Another aspect of Lenten preaching that gets ignored is the communal and political nature of repentance. This can be seen in the context of the first reading from the prophet Joel, about sounding the trumpet in Zion, &c &c. You can read the passage again here. What precipitates the call to repentance, fasting, and change is a disaster that befalls the community. It might be a plague of crop-devouring locusts so virulent that it is compared to an invading army with the power to decimate the population, causing havoc and ruin. Or I suppose it might be an invading army as numerous as a plague of locusts, too. In either case, it is a "shadow on the mountain," and the call to fast is not to address some internal psychological issue. Read the beginning of Joel 2 here. This is a ritual fast being proclaimed in the nation to beseech heaven to intervene in the case of a natural and political disaster.

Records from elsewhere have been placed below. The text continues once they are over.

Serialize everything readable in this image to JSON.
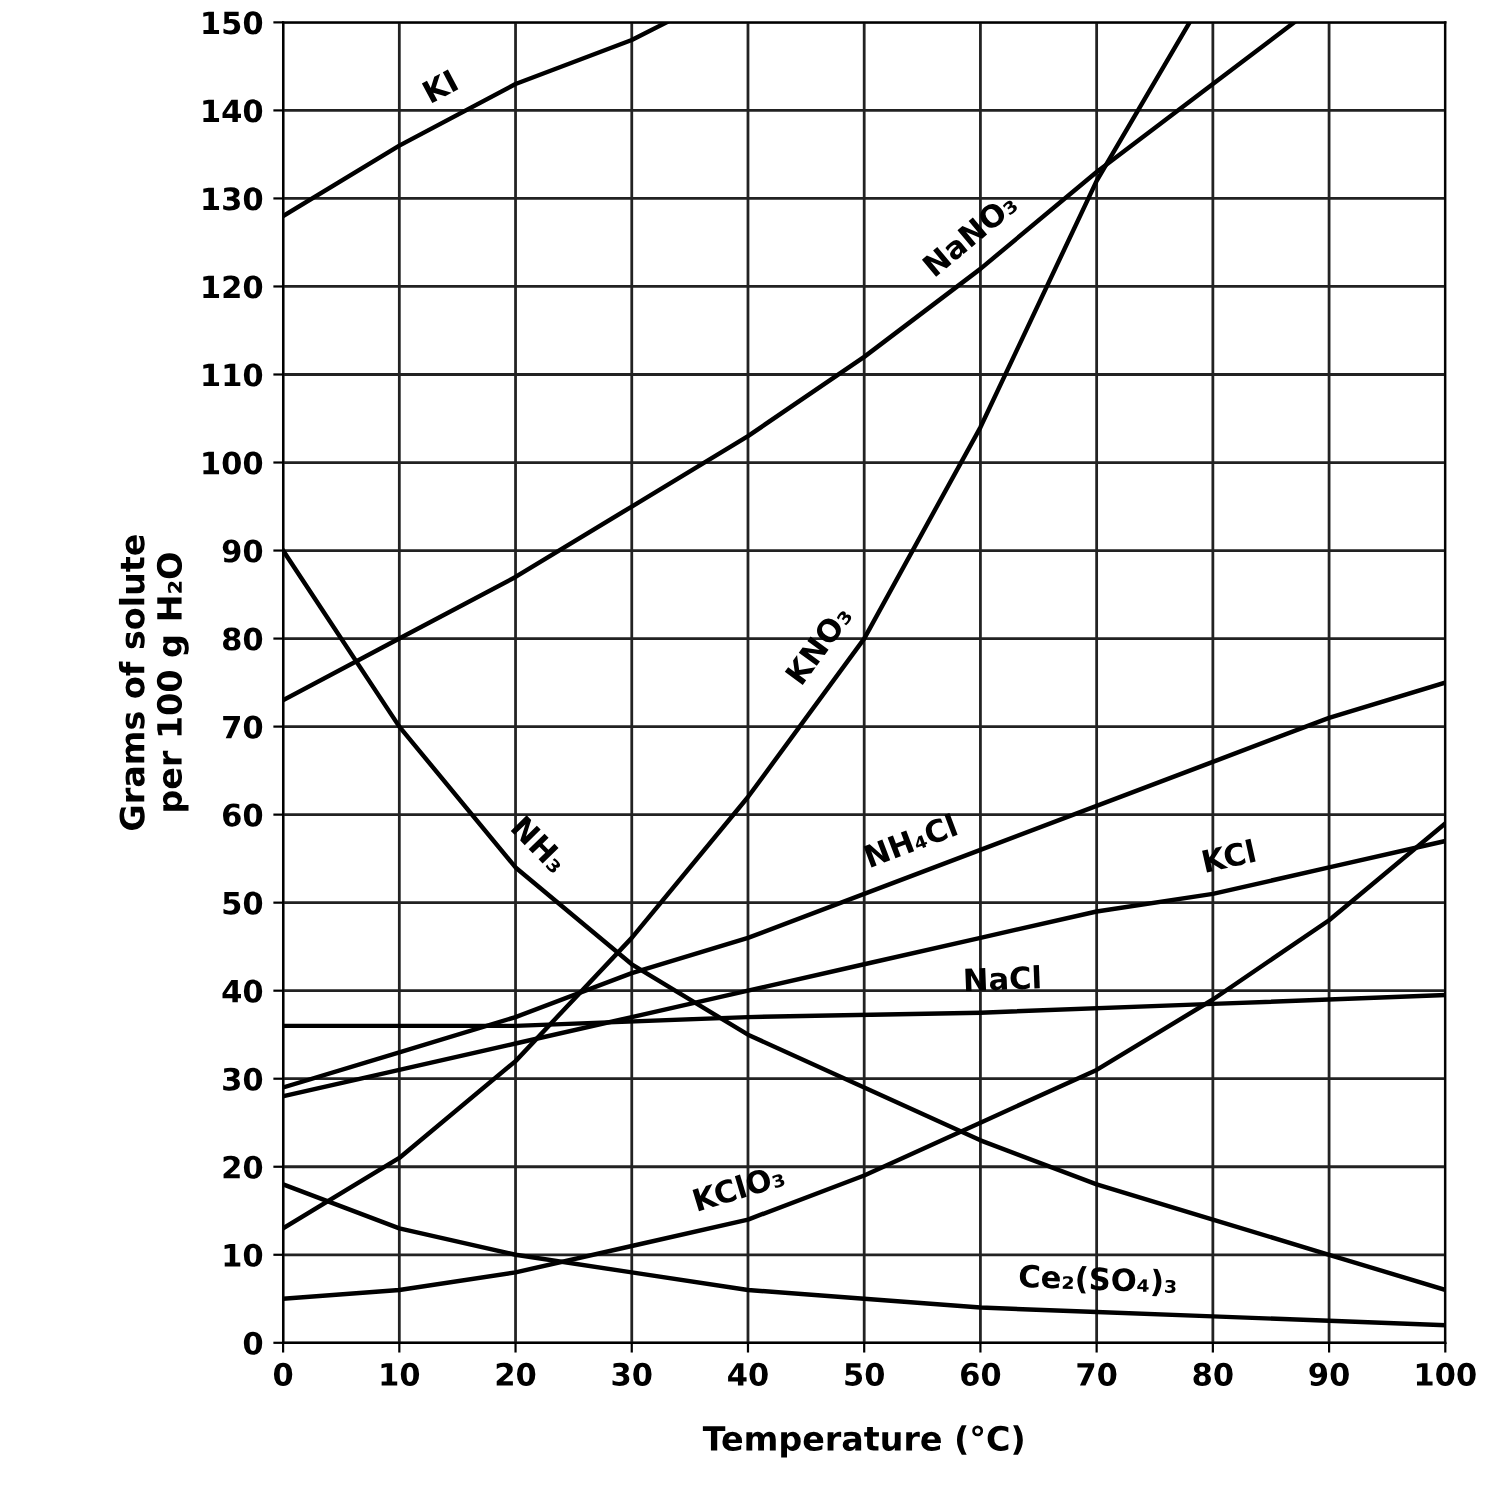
{
  "chart_data": {
    "type": "line",
    "xlabel": "Temperature (°C)",
    "ylabel": "Grams of solute\nper 100 g H₂O",
    "xlim": [
      0,
      100
    ],
    "ylim": [
      0,
      150
    ],
    "xticks": [
      0,
      10,
      20,
      30,
      40,
      50,
      60,
      70,
      80,
      90,
      100
    ],
    "yticks": [
      0,
      10,
      20,
      30,
      40,
      50,
      60,
      70,
      80,
      90,
      100,
      110,
      120,
      130,
      140,
      150
    ],
    "grid": true,
    "legend": false,
    "marker": "none",
    "line_style": "solid",
    "series": [
      {
        "name": "KI",
        "color": "#000000",
        "x": [
          0,
          10,
          20,
          30,
          33
        ],
        "values": [
          128,
          136,
          143,
          148,
          150
        ]
      },
      {
        "name": "NaNO₃",
        "color": "#000000",
        "x": [
          0,
          10,
          20,
          30,
          40,
          50,
          60,
          70,
          80,
          87
        ],
        "values": [
          73,
          80,
          87,
          95,
          103,
          112,
          122,
          133,
          143,
          150
        ]
      },
      {
        "name": "KNO₃",
        "color": "#000000",
        "x": [
          0,
          10,
          20,
          30,
          40,
          50,
          60,
          70,
          78
        ],
        "values": [
          13,
          21,
          32,
          46,
          62,
          80,
          104,
          132,
          150
        ]
      },
      {
        "name": "NH₃",
        "color": "#000000",
        "x": [
          0,
          10,
          20,
          30,
          40,
          50,
          60,
          70,
          80,
          90,
          100
        ],
        "values": [
          90,
          70,
          54,
          43,
          35,
          29,
          23,
          18,
          14,
          10,
          6
        ]
      },
      {
        "name": "NH₄Cl",
        "color": "#000000",
        "x": [
          0,
          10,
          20,
          30,
          40,
          50,
          60,
          70,
          80,
          90,
          100
        ],
        "values": [
          29,
          33,
          37,
          42,
          46,
          51,
          56,
          61,
          66,
          71,
          75
        ]
      },
      {
        "name": "KCl",
        "color": "#000000",
        "x": [
          0,
          10,
          20,
          30,
          40,
          50,
          60,
          70,
          80,
          90,
          100
        ],
        "values": [
          28,
          31,
          34,
          37,
          40,
          43,
          46,
          49,
          51,
          54,
          57
        ]
      },
      {
        "name": "NaCl",
        "color": "#000000",
        "x": [
          0,
          20,
          40,
          60,
          80,
          100
        ],
        "values": [
          36,
          36,
          37,
          37.5,
          38.5,
          39.5
        ]
      },
      {
        "name": "KClO₃",
        "color": "#000000",
        "x": [
          0,
          10,
          20,
          30,
          40,
          50,
          60,
          70,
          80,
          90,
          100
        ],
        "values": [
          5,
          6,
          8,
          11,
          14,
          19,
          25,
          31,
          39,
          48,
          59
        ]
      },
      {
        "name": "Ce₂(SO₄)₃",
        "color": "#000000",
        "x": [
          0,
          10,
          20,
          30,
          40,
          50,
          60,
          70,
          80,
          90,
          100
        ],
        "values": [
          18,
          13,
          10,
          8,
          6,
          5,
          4,
          3.5,
          3,
          2.5,
          2
        ]
      }
    ]
  }
}
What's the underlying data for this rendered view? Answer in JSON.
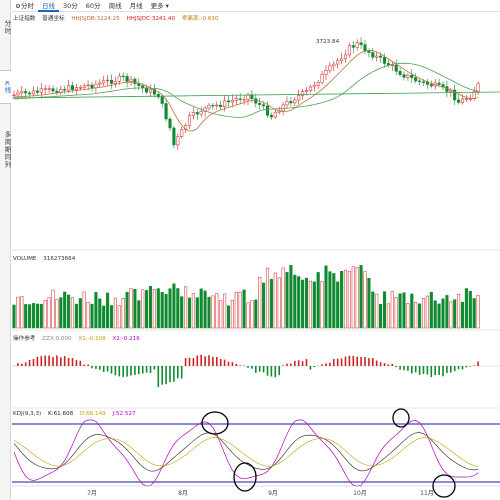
{
  "sidebar": {
    "tabs": [
      {
        "label": "分时",
        "active": false
      },
      {
        "label": "K线",
        "active": true
      },
      {
        "label": "多周期同列",
        "active": false
      }
    ]
  },
  "toolbar": {
    "items": [
      {
        "label": "分时",
        "active": false
      },
      {
        "label": "日线",
        "active": true
      },
      {
        "label": "30分",
        "active": false
      },
      {
        "label": "60分",
        "active": false
      },
      {
        "label": "周线",
        "active": false
      },
      {
        "label": "月线",
        "active": false
      },
      {
        "label": "更多 ▾",
        "active": false
      }
    ]
  },
  "main_chart": {
    "name": "上证指数",
    "type": "普通坐标",
    "indicator1": "HHJSJDB:3224.25",
    "indicator2": "HHJSJDC:3241.40",
    "indicator3": "乖离率:-0.630",
    "peak_label": "3723.84",
    "colors": {
      "up": "#d02020",
      "down": "#108a30",
      "ma1": "#c07040",
      "ma2": "#50a050"
    }
  },
  "volume_chart": {
    "label": "VOLUME",
    "value": "316273664"
  },
  "macd_chart": {
    "label": "操作参考",
    "zzx": "ZZX:0.000",
    "x1": "X1:-0.108",
    "x2": "X2:-0.216"
  },
  "kdj_chart": {
    "label": "KDJ(9,3,3)",
    "k": "K:61.608",
    "d": "D:66.149",
    "j": "J:52.527",
    "colors": {
      "k": "#222222",
      "d": "#c8a000",
      "j": "#b000c0",
      "line": "#1a1aa0"
    }
  },
  "x_axis": {
    "months": [
      "7月",
      "8月",
      "9月",
      "10月",
      "11月"
    ]
  }
}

Like blackness spread upon the mountains a great and powerful army comes; their like has never been from of old, nor will be again after them in ages to come. (Jl 2:2, NRSV)We moderns don't believe than there’s any connection between natural disaster and divine disfavor, in fact, the New Testament witness goes against the idea that God would in any way be responsible for such disasters, since God makes the sun shine and rain fall alike on the good and the bad. Good things happen to good and bad people, and bad things do too. The cosmos doesn’t really care where the asteroid hits, where the tsunami floods or the tornado destroys. That will, in fact, come up for our reflection on the Third Sunday of Lent this year, at least in parishes not doing the scrutinies with catechumens.
But the people who suffer the most from these things are those who have the least protection from their ravages and who have the last ability to recover financially from their losses. The natural response can be “every ‘man’ for himself,” so that the poorest of the poor are left not only without means, but without hope. What baptism brings to this situation is an outward sign of the reality that all people are equals and the children of God. All people are called to share equally and eternally in the goodness of the earth and to live in the freedom and mutuality of the dominion of God. What Lent does is try to give us an opportunity, with those who are waiting for baptism right in front of us, to remember the calling we have already received, and to lead us, not inward, but outward, to other people. Lent comes yearly to lead us to the awareness that we might have too much, and that much needs to be cut away so that we can reach others (fasting). Lent calls us to center upon the One whose loving generativity is the origin of our communion (prayer). It gives us the opportunity to develop and practice new habits of generosity so that our goods, however meager or lavish, might be shared with the human family, particularly those who have been less enriched by the cosmos (almsgiving).
The path to this way of solidarity and equality under God is the path to the cross. The way of the world is to desire and obtain, not to be generous and surrender. Our Lenten practices preach by word and example that the riches that we have accumulated really belong to everyone equally, and that our petty ways of separating people into the deserving and undeserving, the in and the out, red and blue, sinners and just, these are all illusions of ego-driven and misguided desire. Those who follow the gospel will be no less vulnerable to the lash and cross than was Jesus who, as the icon of the invisible God, preached the word of justice and equality on earth, the jubilee made human. The way to Easter leads through Good Friday, for Jesus, and for everybody.
We know that the shadow is on the mountain; God give us strength to blow the trumpet, call the assembly, proclaim the fast.